As Daniel and Lexi chatted, I opened the box and pulled out my white, identical cell phone to my last. As I charged it, I turned it on and went through the usual instalment steps before putting in my number.

“What did you want to do today?” Daniel asked me sweetly as he walked into the living room. He sat down on the black leather couch and watched me cross legged on the hardwood floor with the phone to my face.

“What did you have in mind?” I asked.

“We could hit the movie store and have a day of relaxation again.”

I frowned. “As long as you’re not going to force me to watch legal documentaries, then sure.”

He chuckled. “What’s wrong with the legal documentaries we watch? You’ve never complained about them before.”

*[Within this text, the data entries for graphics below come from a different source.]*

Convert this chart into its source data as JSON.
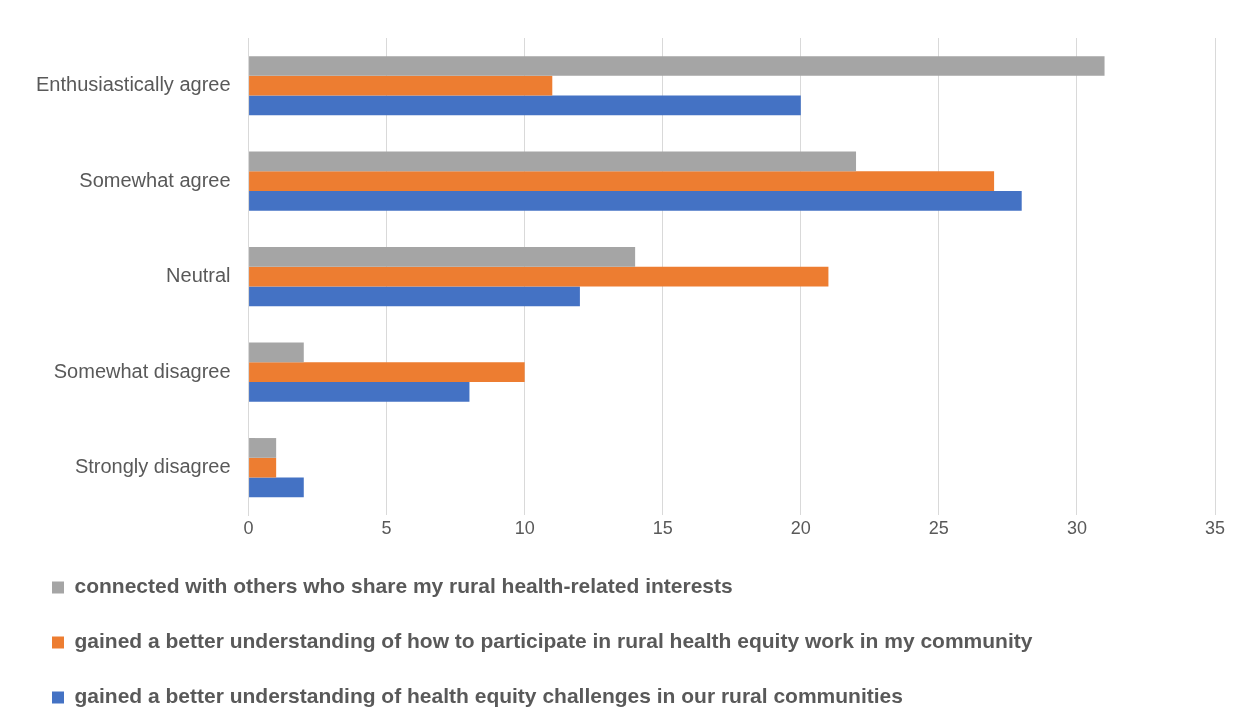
{
  "chart_data": {
    "type": "bar",
    "orientation": "horizontal",
    "categories": [
      "Enthusiastically agree",
      "Somewhat agree",
      "Neutral",
      "Somewhat disagree",
      "Strongly disagree"
    ],
    "series": [
      {
        "name": "connected with others who share my rural health-related interests",
        "color": "#a5a5a5",
        "values": [
          31,
          22,
          14,
          2,
          1
        ]
      },
      {
        "name": "gained a better understanding of how to participate in rural health equity work in my community",
        "color": "#ed7d31",
        "values": [
          11,
          27,
          21,
          10,
          1
        ]
      },
      {
        "name": "gained a better understanding of health equity challenges in our rural communities",
        "color": "#4472c4",
        "values": [
          20,
          28,
          12,
          8,
          2
        ]
      }
    ],
    "xlim": [
      0,
      35
    ],
    "xticks": [
      0,
      5,
      10,
      15,
      20,
      25,
      30,
      35
    ],
    "grid": "x",
    "legend": "bottom"
  }
}
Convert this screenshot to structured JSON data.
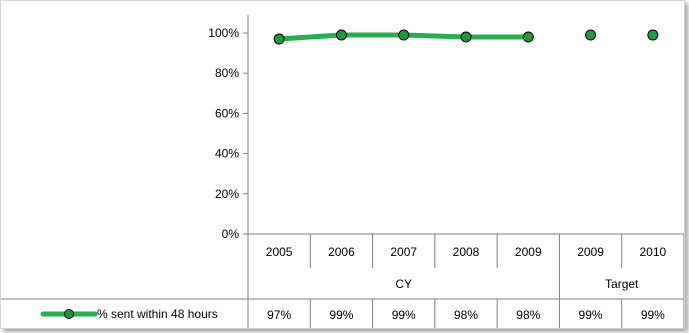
{
  "chart_data": {
    "type": "line",
    "title": "",
    "xlabel": "",
    "ylabel": "",
    "ylim": [
      0,
      100
    ],
    "yticks": [
      "0%",
      "20%",
      "40%",
      "60%",
      "80%",
      "100%"
    ],
    "yticks_values": [
      0,
      20,
      40,
      60,
      80,
      100
    ],
    "grid": false,
    "categories": [
      "2005",
      "2006",
      "2007",
      "2008",
      "2009",
      "2009",
      "2010"
    ],
    "groups": [
      {
        "label": "CY",
        "span": 5
      },
      {
        "label": "Target",
        "span": 2
      }
    ],
    "series": [
      {
        "name": "% sent within 48 hours",
        "color": "#22b14c",
        "marker_color": "#1e9b3c",
        "values": [
          97,
          99,
          99,
          98,
          98,
          99,
          99
        ],
        "value_labels": [
          "97%",
          "99%",
          "99%",
          "98%",
          "98%",
          "99%",
          "99%"
        ],
        "connected_points": 5
      }
    ],
    "legend": "bottom-left (data table)"
  }
}
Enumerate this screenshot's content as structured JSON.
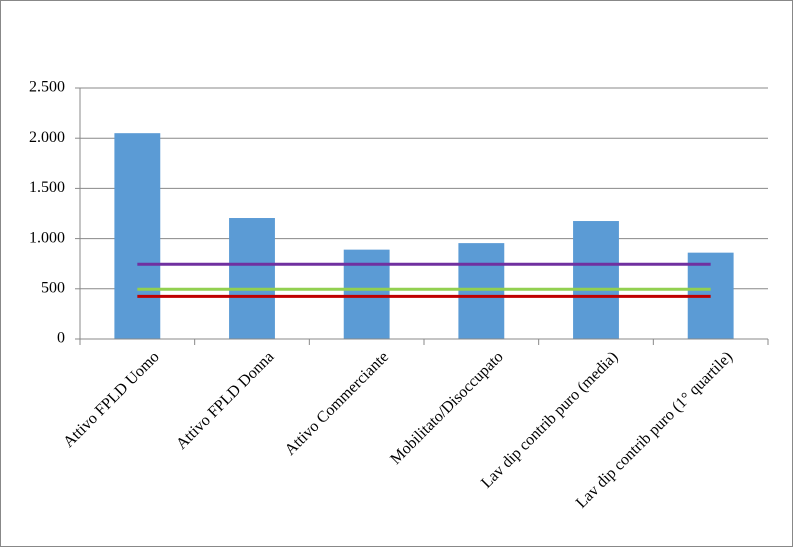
{
  "chart_data": {
    "type": "bar",
    "categories": [
      "Attivo FPLD Uomo",
      "Attivo FPLD Donna",
      "Attivo Commerciante",
      "Mobilitato/Disoccupato",
      "Lav dip contrib puro (media)",
      "Lav dip contrib puro (1° quartile)"
    ],
    "values": [
      2050,
      1205,
      890,
      955,
      1175,
      860
    ],
    "color": "#5b9bd5",
    "lines": [
      {
        "color": "#7030a0",
        "values": [
          745,
          745,
          745,
          745,
          745,
          745
        ]
      },
      {
        "color": "#92d050",
        "values": [
          495,
          495,
          495,
          495,
          495,
          495
        ]
      },
      {
        "color": "#c00000",
        "values": [
          425,
          425,
          425,
          425,
          425,
          425
        ]
      }
    ],
    "ylim": [
      0,
      2500
    ],
    "yticks": [
      0,
      500,
      {
        "value": 1000,
        "label": "1.000"
      },
      {
        "value": 1500,
        "label": "1.500"
      },
      {
        "value": 2000,
        "label": "2.000"
      },
      {
        "value": 2500,
        "label": "2.500"
      }
    ],
    "grid": true
  }
}
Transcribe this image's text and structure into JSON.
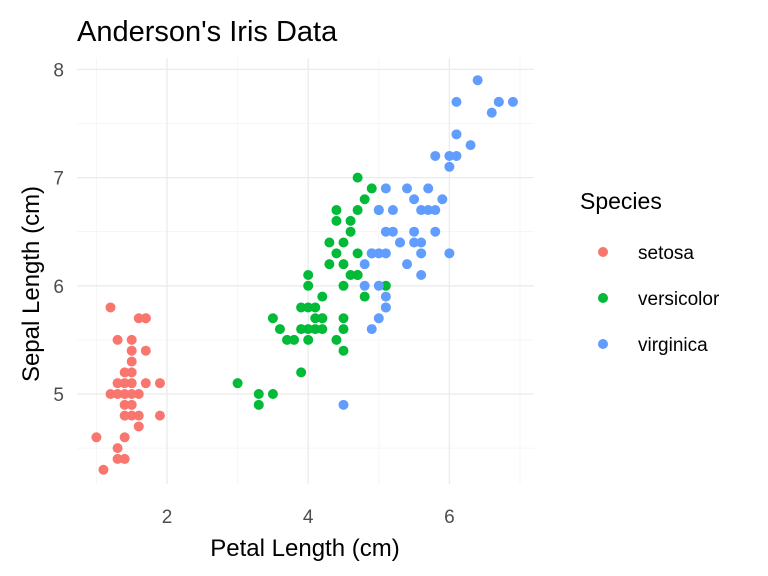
{
  "chart_data": {
    "type": "scatter",
    "title": "Anderson's Iris Data",
    "xlabel": "Petal Length (cm)",
    "ylabel": "Sepal Length (cm)",
    "xlim": [
      0.9,
      7.0
    ],
    "ylim": [
      4.3,
      7.9
    ],
    "xticks": [
      2,
      4,
      6
    ],
    "yticks": [
      5,
      6,
      7,
      8
    ],
    "grid": true,
    "legend": {
      "title": "Species",
      "position": "right"
    },
    "series": [
      {
        "name": "setosa",
        "color": "#F8766D",
        "x": [
          1.0,
          1.1,
          1.2,
          1.2,
          1.3,
          1.3,
          1.3,
          1.3,
          1.3,
          1.4,
          1.4,
          1.4,
          1.4,
          1.4,
          1.4,
          1.4,
          1.5,
          1.5,
          1.5,
          1.5,
          1.5,
          1.5,
          1.5,
          1.5,
          1.6,
          1.6,
          1.6,
          1.6,
          1.7,
          1.7,
          1.7,
          1.7,
          1.9,
          1.9
        ],
        "y": [
          4.6,
          4.3,
          5.8,
          5.0,
          4.4,
          4.5,
          5.0,
          5.1,
          5.5,
          4.4,
          4.6,
          4.8,
          4.9,
          5.0,
          5.1,
          5.2,
          4.8,
          4.9,
          5.0,
          5.1,
          5.2,
          5.3,
          5.4,
          5.5,
          4.7,
          4.8,
          5.0,
          5.7,
          5.1,
          5.4,
          5.7,
          5.7,
          4.8,
          5.1
        ]
      },
      {
        "name": "versicolor",
        "color": "#00BA38",
        "x": [
          3.0,
          3.3,
          3.3,
          3.5,
          3.5,
          3.6,
          3.7,
          3.8,
          3.9,
          3.9,
          3.9,
          4.0,
          4.0,
          4.0,
          4.0,
          4.0,
          4.1,
          4.1,
          4.1,
          4.2,
          4.2,
          4.2,
          4.2,
          4.3,
          4.3,
          4.4,
          4.4,
          4.4,
          4.4,
          4.5,
          4.5,
          4.5,
          4.5,
          4.5,
          4.5,
          4.6,
          4.6,
          4.6,
          4.7,
          4.7,
          4.7,
          4.7,
          4.7,
          4.8,
          4.8,
          4.9,
          4.9,
          5.0,
          5.1
        ],
        "y": [
          5.1,
          4.9,
          5.0,
          5.0,
          5.7,
          5.6,
          5.5,
          5.5,
          5.2,
          5.6,
          5.8,
          5.5,
          5.8,
          6.0,
          6.1,
          5.6,
          5.7,
          5.8,
          5.6,
          5.7,
          5.9,
          5.6,
          5.7,
          6.2,
          6.4,
          6.3,
          6.6,
          6.7,
          5.5,
          5.4,
          5.6,
          5.7,
          6.0,
          6.2,
          6.4,
          6.1,
          6.5,
          6.6,
          6.1,
          6.3,
          6.7,
          7.0,
          6.1,
          5.9,
          6.8,
          6.3,
          6.9,
          6.7,
          6.0
        ]
      },
      {
        "name": "virginica",
        "color": "#619CFF",
        "x": [
          4.5,
          4.8,
          4.8,
          4.9,
          4.9,
          5.0,
          5.0,
          5.0,
          5.0,
          5.1,
          5.1,
          5.1,
          5.1,
          5.1,
          5.1,
          5.2,
          5.2,
          5.3,
          5.3,
          5.4,
          5.4,
          5.5,
          5.5,
          5.5,
          5.6,
          5.6,
          5.6,
          5.6,
          5.7,
          5.7,
          5.8,
          5.8,
          5.8,
          5.9,
          6.0,
          6.0,
          6.0,
          6.1,
          6.1,
          6.1,
          6.3,
          6.4,
          6.6,
          6.7,
          6.7,
          6.9
        ],
        "y": [
          4.9,
          6.0,
          6.2,
          5.6,
          6.3,
          5.7,
          6.0,
          6.3,
          6.7,
          5.8,
          5.9,
          6.3,
          6.5,
          6.9,
          5.8,
          6.5,
          6.7,
          6.4,
          6.4,
          6.2,
          6.9,
          6.4,
          6.5,
          6.8,
          6.1,
          6.3,
          6.4,
          6.7,
          6.7,
          6.9,
          6.5,
          6.7,
          7.2,
          6.8,
          6.3,
          7.2,
          7.1,
          7.2,
          7.4,
          7.7,
          7.3,
          7.9,
          7.6,
          7.7,
          7.7,
          7.7
        ]
      }
    ]
  }
}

“I complain about them every single time you pop one in, but you distract me by ordering pizza and then throwing a bowl of chocolates in my face. That has to stop too, you know. My ass is going to explode.”

“Nothing wrong with that.”

After I’d uploaded every update and put my number in, it took barely a minute before it began beeping relentlessly. Surprised, I stared down at the screen and at the ten voicemails I’d accumulated in the last three weeks.

I abandoned the rest of the instalments and hurriedly accessed my voicemails. I’d never received such an accumulation before. I wasn’t a popular girl, didn’t know a lot of people, and certainly never just handed out my number. So whatever this was, my gut was telling me it was bad.

All blood drained from my face when the first voicemail came through.

“This is Father Mark from Gosnells. I need to talk to Sara Nolan. It is imperative she call me as soon as possible. There is news I’m afraid she needs to hear.”